Among those, Ms. Shabtai said, was the assignment to locate a retailer to occupy space at the landmark Puck Building. Until now, the three-tiered space had been used as a catering hall, but the team saw great potential for what the space could become. In the end, the owner, Kushner Companies, chose to lease the space to REI, an outdoor gear and sporting goods store that, until now, had no stores in New York. The deal was inked in August. (Jared Kushner, a principal at Kushner Companies, is publisher of The Commercial Observer.)

Meanwhile, the trio has been juggling an assignment to lease retail space at 555 Sixth Avenue, the Stonehenge-owned property the group converted into a rental apartment building last year after St. Vincent’s Hospital closed. As such, when the building’s residents begin moving in, retail leasing will be underway, said Ms. Gedinsky. As for potential retailers, she said, tenants and their customers will benefit from 15-foot ceilings and more than 300 feet of wraparound glass facades.

“We’re really looking for people who might take the entire space,” said Ms. Gedinsky of the 18,000-square-foot two-tiered retail space at 15th Street. “There are plans to build escalators so they would even have their very own designated escalators and elevators.”

“This is going to change the entire neighborhood,” Ms. Shabtai added hopefully.

 

IN DESCRIBING HER role at Winick, where she has worked for six years, Ms.

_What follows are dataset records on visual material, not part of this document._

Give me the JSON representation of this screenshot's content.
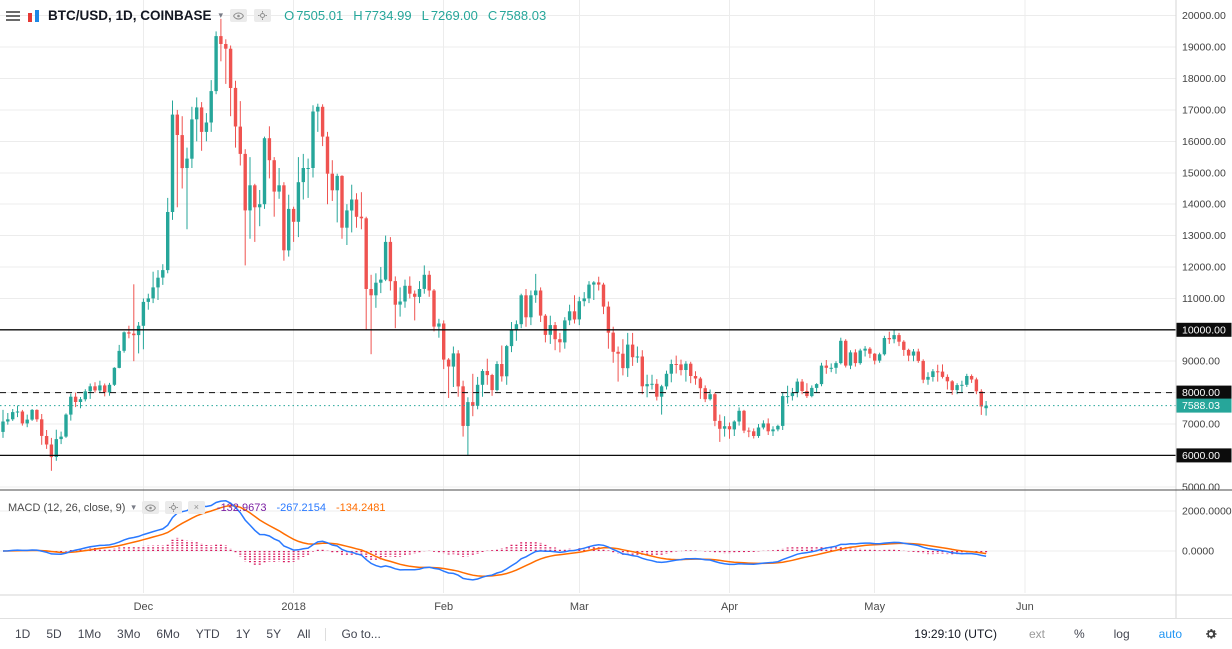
{
  "header": {
    "symbol": "BTC/USD, 1D, COINBASE",
    "ohlc": {
      "o_label": "O",
      "o_value": "7505.01",
      "h_label": "H",
      "h_value": "7734.99",
      "l_label": "L",
      "l_value": "7269.00",
      "c_label": "C",
      "c_value": "7588.03"
    }
  },
  "macd_header": {
    "label": "MACD (12, 26, close, 9)",
    "hist_value": "-132.9673",
    "macd_value": "-267.2154",
    "signal_value": "-134.2481"
  },
  "toolbar": {
    "ranges": [
      "1D",
      "5D",
      "1Mo",
      "3Mo",
      "6Mo",
      "YTD",
      "1Y",
      "5Y",
      "All"
    ],
    "goto": "Go to...",
    "clock": "19:29:10 (UTC)",
    "ext": "ext",
    "percent": "%",
    "log": "log",
    "auto": "auto"
  },
  "colors": {
    "candle_up": "#26a69a",
    "candle_down": "#ef5350",
    "ohlc_text": "#26a69a",
    "macd_line": "#2979ff",
    "signal_line": "#ff6d00",
    "histogram": "#d81b60",
    "hist_value_color": "#7b1fa2",
    "level_black": "#0c0c0c",
    "last_price": "#26a69a",
    "auto_button": "#2196f3"
  },
  "chart_data": {
    "type": "candlestick",
    "symbol": "BTC/USD",
    "interval": "1D",
    "exchange": "COINBASE",
    "start_date": "2017-11-02",
    "last_price": 7588.03,
    "price_axis": {
      "min": 5000,
      "max": 20000,
      "step": 1000,
      "format": "0.00"
    },
    "levels": [
      {
        "value": 10000,
        "style": "solid",
        "color": "#0c0c0c",
        "badge": "#0c0c0c"
      },
      {
        "value": 8000,
        "style": "dashed",
        "color": "#0c0c0c",
        "badge": "#0c0c0c"
      },
      {
        "value": 7588.03,
        "style": "dotted",
        "color": "#26a69a",
        "badge": "#26a69a",
        "role": "last-price"
      },
      {
        "value": 6000,
        "style": "solid",
        "color": "#0c0c0c",
        "badge": "#0c0c0c"
      }
    ],
    "time_axis": [
      {
        "label": "Dec",
        "day_index": 29
      },
      {
        "label": "2018",
        "day_index": 60
      },
      {
        "label": "Feb",
        "day_index": 91
      },
      {
        "label": "Mar",
        "day_index": 119
      },
      {
        "label": "Apr",
        "day_index": 150
      },
      {
        "label": "May",
        "day_index": 180
      },
      {
        "label": "Jun",
        "day_index": 211
      }
    ],
    "candles": [
      [
        6750,
        7450,
        6560,
        7080
      ],
      [
        7080,
        7350,
        6980,
        7150
      ],
      [
        7150,
        7480,
        7100,
        7380
      ],
      [
        7380,
        7590,
        7220,
        7400
      ],
      [
        7400,
        7450,
        6950,
        7020
      ],
      [
        7020,
        7300,
        6900,
        7140
      ],
      [
        7140,
        7480,
        7100,
        7450
      ],
      [
        7450,
        7470,
        7070,
        7150
      ],
      [
        7150,
        7320,
        6340,
        6620
      ],
      [
        6620,
        6810,
        6210,
        6350
      ],
      [
        6350,
        6560,
        5510,
        5950
      ],
      [
        5950,
        6820,
        5830,
        6520
      ],
      [
        6520,
        6760,
        6360,
        6600
      ],
      [
        6600,
        7340,
        6560,
        7300
      ],
      [
        7300,
        7970,
        7110,
        7870
      ],
      [
        7870,
        8000,
        7540,
        7700
      ],
      [
        7700,
        7860,
        7500,
        7790
      ],
      [
        7790,
        8110,
        7720,
        8040
      ],
      [
        8040,
        8290,
        7800,
        8200
      ],
      [
        8200,
        8330,
        8000,
        8070
      ],
      [
        8070,
        8380,
        8010,
        8230
      ],
      [
        8230,
        8290,
        7880,
        8010
      ],
      [
        8010,
        8310,
        7900,
        8250
      ],
      [
        8250,
        8810,
        8210,
        8790
      ],
      [
        8790,
        9520,
        8775,
        9330
      ],
      [
        9330,
        9950,
        9270,
        9920
      ],
      [
        9920,
        10130,
        9730,
        9880
      ],
      [
        9880,
        11450,
        9000,
        9830
      ],
      [
        9830,
        10250,
        9250,
        10130
      ],
      [
        10130,
        11000,
        9380,
        10890
      ],
      [
        10890,
        11150,
        10640,
        11000
      ],
      [
        11000,
        11850,
        10850,
        11350
      ],
      [
        11350,
        11900,
        10950,
        11660
      ],
      [
        11660,
        12090,
        11430,
        11900
      ],
      [
        11900,
        14200,
        11800,
        13750
      ],
      [
        13750,
        17300,
        13500,
        16850
      ],
      [
        16850,
        17000,
        13900,
        16200
      ],
      [
        16200,
        16800,
        14500,
        15150
      ],
      [
        15150,
        15800,
        13200,
        15450
      ],
      [
        15450,
        17100,
        15150,
        16700
      ],
      [
        16700,
        17400,
        16000,
        17080
      ],
      [
        17080,
        17250,
        15700,
        16300
      ],
      [
        16300,
        16900,
        16000,
        16600
      ],
      [
        16600,
        17950,
        16300,
        17600
      ],
      [
        17600,
        19500,
        17500,
        19350
      ],
      [
        19350,
        19900,
        18550,
        19100
      ],
      [
        19100,
        19250,
        17830,
        18950
      ],
      [
        18950,
        19050,
        16800,
        17700
      ],
      [
        17700,
        17930,
        15800,
        16470
      ],
      [
        16470,
        17280,
        15230,
        15600
      ],
      [
        15600,
        15750,
        12050,
        13800
      ],
      [
        13800,
        15500,
        12900,
        14600
      ],
      [
        14600,
        14650,
        12800,
        13900
      ],
      [
        13900,
        14450,
        13300,
        14000
      ],
      [
        14000,
        16150,
        13850,
        16100
      ],
      [
        16100,
        16480,
        14820,
        15400
      ],
      [
        15400,
        15500,
        13600,
        14400
      ],
      [
        14400,
        15150,
        14170,
        14600
      ],
      [
        14600,
        14700,
        12200,
        12530
      ],
      [
        12530,
        14300,
        12330,
        13850
      ],
      [
        13850,
        13920,
        12800,
        13440
      ],
      [
        13440,
        15500,
        12950,
        14700
      ],
      [
        14700,
        15600,
        14150,
        15150
      ],
      [
        15150,
        15450,
        14200,
        15150
      ],
      [
        15150,
        17150,
        14850,
        16950
      ],
      [
        16950,
        17200,
        16300,
        17100
      ],
      [
        17100,
        17180,
        15850,
        16150
      ],
      [
        16150,
        16300,
        14000,
        14970
      ],
      [
        14970,
        15400,
        14100,
        14440
      ],
      [
        14440,
        14970,
        13420,
        14900
      ],
      [
        14900,
        14920,
        12900,
        13250
      ],
      [
        13250,
        14000,
        12700,
        13800
      ],
      [
        13800,
        14620,
        13100,
        14150
      ],
      [
        14150,
        14350,
        13250,
        13600
      ],
      [
        13600,
        14380,
        13200,
        13550
      ],
      [
        13550,
        13600,
        10000,
        11300
      ],
      [
        11300,
        11750,
        9222,
        11100
      ],
      [
        11100,
        11800,
        10700,
        11500
      ],
      [
        11500,
        12000,
        11170,
        11600
      ],
      [
        11600,
        13000,
        11550,
        12800
      ],
      [
        12800,
        12950,
        11250,
        11550
      ],
      [
        11550,
        11700,
        10050,
        10800
      ],
      [
        10800,
        11350,
        10420,
        10900
      ],
      [
        10900,
        11600,
        10700,
        11400
      ],
      [
        11400,
        11700,
        11000,
        11150
      ],
      [
        11150,
        11250,
        10300,
        11050
      ],
      [
        11050,
        11550,
        10850,
        11300
      ],
      [
        11300,
        12050,
        11150,
        11750
      ],
      [
        11750,
        11880,
        11050,
        11250
      ],
      [
        11250,
        11300,
        9950,
        10100
      ],
      [
        10100,
        10350,
        9750,
        10200
      ],
      [
        10200,
        10300,
        8750,
        9050
      ],
      [
        9050,
        9100,
        7830,
        8830
      ],
      [
        8830,
        9470,
        8180,
        9250
      ],
      [
        9250,
        9350,
        7870,
        8200
      ],
      [
        8200,
        8380,
        6600,
        6940
      ],
      [
        6940,
        7850,
        6000,
        7700
      ],
      [
        7700,
        8600,
        7250,
        7580
      ],
      [
        7580,
        8500,
        7470,
        8250
      ],
      [
        8250,
        8750,
        7870,
        8690
      ],
      [
        8690,
        9080,
        8250,
        8560
      ],
      [
        8560,
        8600,
        7900,
        8080
      ],
      [
        8080,
        9000,
        8040,
        8910
      ],
      [
        8910,
        9500,
        8350,
        8520
      ],
      [
        8520,
        9520,
        8250,
        9480
      ],
      [
        9480,
        10250,
        9290,
        10000
      ],
      [
        10000,
        10300,
        9650,
        10180
      ],
      [
        10180,
        11150,
        10050,
        11100
      ],
      [
        11100,
        11300,
        10100,
        10400
      ],
      [
        10400,
        11250,
        10150,
        11100
      ],
      [
        11100,
        11780,
        10860,
        11250
      ],
      [
        11250,
        11350,
        10250,
        10450
      ],
      [
        10450,
        10500,
        9600,
        9840
      ],
      [
        9840,
        10450,
        9550,
        10150
      ],
      [
        10150,
        10250,
        9350,
        9700
      ],
      [
        9700,
        9900,
        9280,
        9600
      ],
      [
        9600,
        10400,
        9400,
        10300
      ],
      [
        10300,
        10800,
        10150,
        10590
      ],
      [
        10590,
        11100,
        10200,
        10330
      ],
      [
        10330,
        11050,
        10150,
        10910
      ],
      [
        10910,
        11200,
        10750,
        11000
      ],
      [
        11000,
        11550,
        10850,
        11440
      ],
      [
        11440,
        11550,
        10950,
        11510
      ],
      [
        11510,
        11690,
        11250,
        11440
      ],
      [
        11440,
        11500,
        10500,
        10740
      ],
      [
        10740,
        10900,
        9400,
        9910
      ],
      [
        9910,
        10100,
        8950,
        9300
      ],
      [
        9300,
        9470,
        8350,
        9240
      ],
      [
        9240,
        9700,
        8550,
        8780
      ],
      [
        8780,
        9900,
        8500,
        9530
      ],
      [
        9530,
        9900,
        8850,
        9130
      ],
      [
        9130,
        9470,
        8950,
        9150
      ],
      [
        9150,
        9350,
        7950,
        8200
      ],
      [
        8200,
        8570,
        7850,
        8270
      ],
      [
        8270,
        8570,
        8100,
        8280
      ],
      [
        8280,
        8430,
        7750,
        7870
      ],
      [
        7870,
        8250,
        7300,
        8200
      ],
      [
        8200,
        8700,
        8100,
        8600
      ],
      [
        8600,
        9050,
        8330,
        8910
      ],
      [
        8910,
        9180,
        8610,
        8900
      ],
      [
        8900,
        9050,
        8550,
        8720
      ],
      [
        8720,
        9000,
        8350,
        8920
      ],
      [
        8920,
        8980,
        8300,
        8530
      ],
      [
        8530,
        8680,
        8250,
        8450
      ],
      [
        8450,
        8500,
        7800,
        8140
      ],
      [
        8140,
        8230,
        7700,
        7790
      ],
      [
        7790,
        8100,
        7750,
        7950
      ],
      [
        7950,
        8000,
        6930,
        7100
      ],
      [
        7100,
        7300,
        6430,
        6850
      ],
      [
        6850,
        7250,
        6600,
        6930
      ],
      [
        6930,
        7050,
        6530,
        6830
      ],
      [
        6830,
        7120,
        6620,
        7080
      ],
      [
        7080,
        7530,
        6950,
        7420
      ],
      [
        7420,
        7450,
        6710,
        6790
      ],
      [
        6790,
        6890,
        6580,
        6770
      ],
      [
        6770,
        6860,
        6540,
        6620
      ],
      [
        6620,
        7000,
        6560,
        6890
      ],
      [
        6890,
        7120,
        6830,
        7020
      ],
      [
        7020,
        7180,
        6650,
        6770
      ],
      [
        6770,
        6930,
        6620,
        6830
      ],
      [
        6830,
        6980,
        6770,
        6940
      ],
      [
        6940,
        8000,
        6810,
        7890
      ],
      [
        7890,
        8220,
        7650,
        7890
      ],
      [
        7890,
        8150,
        7750,
        8000
      ],
      [
        8000,
        8450,
        7850,
        8350
      ],
      [
        8350,
        8430,
        7950,
        8050
      ],
      [
        8050,
        8300,
        7830,
        7890
      ],
      [
        7890,
        8230,
        7850,
        8150
      ],
      [
        8150,
        8300,
        8000,
        8270
      ],
      [
        8270,
        8950,
        8200,
        8860
      ],
      [
        8860,
        9040,
        8600,
        8790
      ],
      [
        8790,
        8930,
        8650,
        8790
      ],
      [
        8790,
        9000,
        8600,
        8940
      ],
      [
        8940,
        9750,
        8900,
        9650
      ],
      [
        9650,
        9700,
        8800,
        8860
      ],
      [
        8860,
        9350,
        8750,
        9280
      ],
      [
        9280,
        9380,
        8830,
        8940
      ],
      [
        8940,
        9400,
        8890,
        9340
      ],
      [
        9340,
        9480,
        9150,
        9400
      ],
      [
        9400,
        9450,
        9100,
        9240
      ],
      [
        9240,
        9260,
        8900,
        9020
      ],
      [
        9020,
        9270,
        8950,
        9220
      ],
      [
        9220,
        9810,
        9180,
        9740
      ],
      [
        9740,
        9940,
        9550,
        9700
      ],
      [
        9700,
        9990,
        9570,
        9830
      ],
      [
        9830,
        9900,
        9480,
        9620
      ],
      [
        9620,
        9670,
        9170,
        9360
      ],
      [
        9360,
        9400,
        9000,
        9180
      ],
      [
        9180,
        9390,
        9000,
        9310
      ],
      [
        9310,
        9400,
        8950,
        9010
      ],
      [
        9010,
        9060,
        8300,
        8410
      ],
      [
        8410,
        8650,
        8250,
        8500
      ],
      [
        8500,
        8750,
        8350,
        8680
      ],
      [
        8680,
        8890,
        8350,
        8670
      ],
      [
        8670,
        8900,
        8450,
        8500
      ],
      [
        8500,
        8580,
        8100,
        8360
      ],
      [
        8360,
        8400,
        7930,
        8080
      ],
      [
        8080,
        8300,
        7950,
        8240
      ],
      [
        8240,
        8380,
        8000,
        8250
      ],
      [
        8250,
        8600,
        8180,
        8530
      ],
      [
        8530,
        8580,
        8310,
        8420
      ],
      [
        8420,
        8480,
        7950,
        8040
      ],
      [
        8040,
        8110,
        7290,
        7560
      ],
      [
        7505.01,
        7734.99,
        7269,
        7588.03
      ]
    ],
    "indicator": {
      "type": "MACD",
      "params": [
        12,
        26,
        "close",
        9
      ],
      "displayed_values": {
        "histogram": -132.9673,
        "macd": -267.2154,
        "signal": -134.2481
      },
      "axis_ticks": [
        {
          "value": 2000,
          "label": "2000.0000"
        },
        {
          "value": 0,
          "label": "0.0000"
        }
      ]
    }
  }
}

Shabtai insisted that she has regularly collaborated with many of its brokers, and not only Ms. Gedinsky and Ms. Kass. “We’re Jeff’s Angels,” she said jokingly, referring to the firm’s chief executive, Jeffrey Winick. “We’re here for him.”

As for her team, the broker alternately plays the role of boss and ice-breaker to her less seasoned staff. Despite gruelingly long hours and high stress, however, the threesome laugh easily and can finish each other’s sentences and decipher what they described as their own admittedly cryptic shorthand. “We’re together 20 hours a day,” said Ms. Shabtai, a mother of three. “Whether it’s texting or e-mailing or having dinner, and landlords also call us at, like, 5 a.m. But what makes us unique is that we’re so dedicated to the people we work for, and we have so much fun working together.”

The three brokers, each a New York State native, came to Winick from different backgrounds. Ms. Shabtai launched her own real estate career 25 years ago following a stint as a jeweler. For Ms. Kass, who joined Winick in 2006 after working at Garrick-Aug Associates, the road to commercial real estate followed stints working in photography, alongside art dealers, for makeup artists and within the hospitality industry, among other disciplines. Ms. Gedinsky, meanwhile, joined in 2007, after graduating from the University of Wisconsin.

With such disparate backgrounds, Ms. Shabtai insisted, they each bring a unique perspective and an assortment of skill sets to the negotiating table.

“I try to see the best in everyone, and then Monica will just be, like, ‘O.K., uh no,'” said Ms. Shabtai of potential clients, some of whom, she admitted, have been less than ideal. “She’s the voice of reason. And Kelly is the voice of …

“Morality,” said Ms. Kass to a gust of laughter. “She’s the moral compass.”

“And I’m just, like, out there-the dreamer,” continued Ms. Shabtai.